ELISA (Enzyme-linked immunosorbent Assay)
ELISA has been widely used to detect a variety of antigens and antibodies. The principle of the test is the same as that of RIA, except that an enzyme is used in place of a radioactive substance. The enzyme acts on the substrate to produce a blue color, a positive pregnancy test.
Although immunological pregnancy tests are sensitive and accurate, false-positive and false-negative results can occur.
False Positive Results
False positive pregnancy results (pregnancy test is positive, but the woman is not pregnant) may be obtained due to excessive protein or blood in the urine sample, at menopause, or at the time of ovulation due to increased secretion of luteinizing hormone (LH). Such results can also be seen at the beginning or with malignant tumors of the placenta in which hCG is produced from other sources like choriocarcinoma and hydatidiform mole. Thiazide diuretics, steroids, and thyroid drugs may affect the outcome of early pregnancy tests.
False Negative Results
False negative pregnancy results (pregnancy test is negative, but the woman is pregnant) may be seen when the concentration of hCG in urine or serum is very low or testing too soon, or due to an ectopic pregnancy.
Ultrasonography (ultrasound) is a real-time, non-invasive pregnancy detection method and the most reliable method of detecting pregnancy.

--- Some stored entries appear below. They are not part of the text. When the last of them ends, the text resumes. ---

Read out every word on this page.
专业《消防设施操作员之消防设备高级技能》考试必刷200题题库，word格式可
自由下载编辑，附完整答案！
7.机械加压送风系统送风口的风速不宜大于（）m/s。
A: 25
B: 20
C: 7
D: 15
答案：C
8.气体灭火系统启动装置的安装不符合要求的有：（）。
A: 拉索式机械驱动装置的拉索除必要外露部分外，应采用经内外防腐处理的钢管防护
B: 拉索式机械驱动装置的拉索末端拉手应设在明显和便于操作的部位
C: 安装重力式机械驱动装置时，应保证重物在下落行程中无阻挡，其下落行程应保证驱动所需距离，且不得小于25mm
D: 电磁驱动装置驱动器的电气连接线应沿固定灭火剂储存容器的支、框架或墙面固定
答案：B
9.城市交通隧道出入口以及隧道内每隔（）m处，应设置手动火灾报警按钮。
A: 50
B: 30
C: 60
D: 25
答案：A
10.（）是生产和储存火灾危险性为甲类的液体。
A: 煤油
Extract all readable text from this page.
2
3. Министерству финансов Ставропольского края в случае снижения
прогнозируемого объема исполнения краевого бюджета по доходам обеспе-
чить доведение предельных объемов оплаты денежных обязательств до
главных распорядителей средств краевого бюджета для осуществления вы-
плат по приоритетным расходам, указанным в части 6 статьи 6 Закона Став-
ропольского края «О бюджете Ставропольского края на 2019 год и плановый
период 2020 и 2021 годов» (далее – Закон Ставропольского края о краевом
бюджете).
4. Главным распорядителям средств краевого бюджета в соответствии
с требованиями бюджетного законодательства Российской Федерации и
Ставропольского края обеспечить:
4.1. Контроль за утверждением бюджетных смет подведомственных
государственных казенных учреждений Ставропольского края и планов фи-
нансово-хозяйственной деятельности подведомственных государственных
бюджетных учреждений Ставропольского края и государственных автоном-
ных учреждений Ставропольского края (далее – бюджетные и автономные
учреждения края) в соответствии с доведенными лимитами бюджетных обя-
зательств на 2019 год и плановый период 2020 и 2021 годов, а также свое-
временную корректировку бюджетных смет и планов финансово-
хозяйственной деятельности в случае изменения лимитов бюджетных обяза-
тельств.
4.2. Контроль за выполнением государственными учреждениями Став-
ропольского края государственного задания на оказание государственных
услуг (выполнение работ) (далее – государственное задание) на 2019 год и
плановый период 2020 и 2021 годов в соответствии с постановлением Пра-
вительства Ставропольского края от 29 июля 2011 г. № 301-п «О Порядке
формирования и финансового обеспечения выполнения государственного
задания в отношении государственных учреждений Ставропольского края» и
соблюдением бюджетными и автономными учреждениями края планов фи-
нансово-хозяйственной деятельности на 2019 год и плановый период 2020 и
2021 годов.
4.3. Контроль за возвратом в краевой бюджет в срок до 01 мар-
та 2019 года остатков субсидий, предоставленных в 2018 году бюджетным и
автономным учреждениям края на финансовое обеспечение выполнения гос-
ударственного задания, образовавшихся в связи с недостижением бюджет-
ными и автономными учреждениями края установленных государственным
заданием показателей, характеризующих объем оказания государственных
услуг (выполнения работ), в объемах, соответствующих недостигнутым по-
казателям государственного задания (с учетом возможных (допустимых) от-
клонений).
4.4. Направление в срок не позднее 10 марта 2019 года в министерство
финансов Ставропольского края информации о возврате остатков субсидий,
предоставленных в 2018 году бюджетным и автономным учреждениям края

Pulses of ultrasonic waves at high frequency are generated from a piezo-electrical crystal transducer that also acts as a receiver to detect waves reflected from various parts of the uterus. The echoes (reflected waves) are displayed on the ultrasound screen.
The gestational ring is evident as early as the 5th week of pregnancy, cardiac pulsations by the 10th week, and fetal movements by the 11th week. Ultrasonography is particularly useful in detecting fetal viability and position, site of the placenta, multiple pregnancies, amount of liquor present, fetal-maternal abnormalities, etc. The method is also used for the determination of the sex of the fetus.